תובנות מפתח מזוקקות מ:

by Qin Liu,Fei ... ב- arxiv.org 03-26-2024

https://arxiv.org/pdf/2403.16038.pdf
Monotonic Paraphrasing Improves Generalization of Language Model  Prompting

שאלות מעמיקות

How can MONOPARA be applied to other scenarios beyond language modeling?

MONOPARA's concept of paraphrasing prompts with lower perplexity can be extended to various scenarios outside of language modeling. For instance, in the field of information retrieval, MONOPARA could be utilized to refine search queries for better results by generating more familiar and effective search terms. In chatbot development, MONOPARA could help in crafting prompts that lead to more accurate and contextually appropriate responses from the chatbot. Additionally, in educational technology, MONOPARA could assist in creating clearer and more understandable instructions for students or learners.

What potential drawbacks or limitations might arise from relying solely on lower perplexity prompts?

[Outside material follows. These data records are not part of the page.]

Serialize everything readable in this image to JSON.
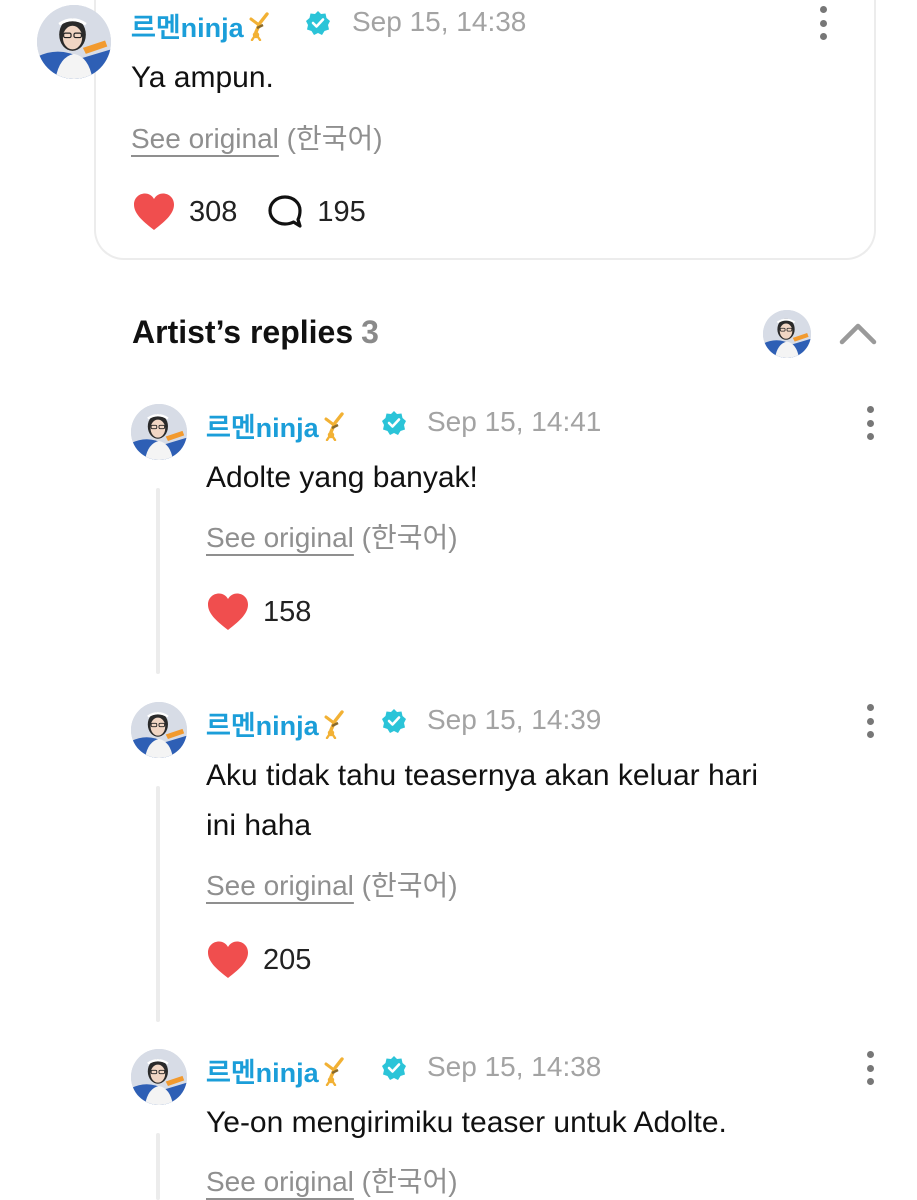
{
  "main_post": {
    "author": "르멘ninja",
    "timestamp": "Sep 15, 14:38",
    "text": "Ya ampun.",
    "see_original_label": "See original",
    "original_language": "(한국어)",
    "likes": "308",
    "comments": "195"
  },
  "artist_replies": {
    "title": "Artist’s replies",
    "count": "3",
    "collapse_icon": "chevron-up-icon"
  },
  "replies": [
    {
      "author": "르멘ninja",
      "timestamp": "Sep 15, 14:41",
      "text": "Adolte yang banyak!",
      "see_original_label": "See original",
      "original_language": "(한국어)",
      "likes": "158"
    },
    {
      "author": "르멘ninja",
      "timestamp": "Sep 15, 14:39",
      "text_line1": "Aku tidak tahu teasernya akan keluar hari",
      "text_line2": "ini haha",
      "see_original_label": "See original",
      "original_language": "(한국어)",
      "likes": "205"
    },
    {
      "author": "르멘ninja",
      "timestamp": "Sep 15, 14:38",
      "text": "Ye-on mengirimiku teaser untuk Adolte.",
      "see_original_label": "See original",
      "original_language": "(한국어)"
    }
  ],
  "colors": {
    "author_name": "#1b9ed9",
    "verified_badge": "#2bc4d8",
    "heart": "#f04e4e",
    "muted_text": "#a3a3a3"
  }
}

While relying on lower perplexity prompts can enhance model performance and generalization, there are some potential drawbacks and limitations to consider. One limitation is the risk of overfitting to specific prompt structures or patterns present in the training data used for calculating perplexity. This may result in a lack of diversity in prompt generation and potentially limit the model's ability to handle novel or unseen tasks effectively. Another drawback is that focusing solely on lowering perplexity may lead to overly simplistic or repetitive prompts that do not capture the full complexity or nuances required for certain tasks.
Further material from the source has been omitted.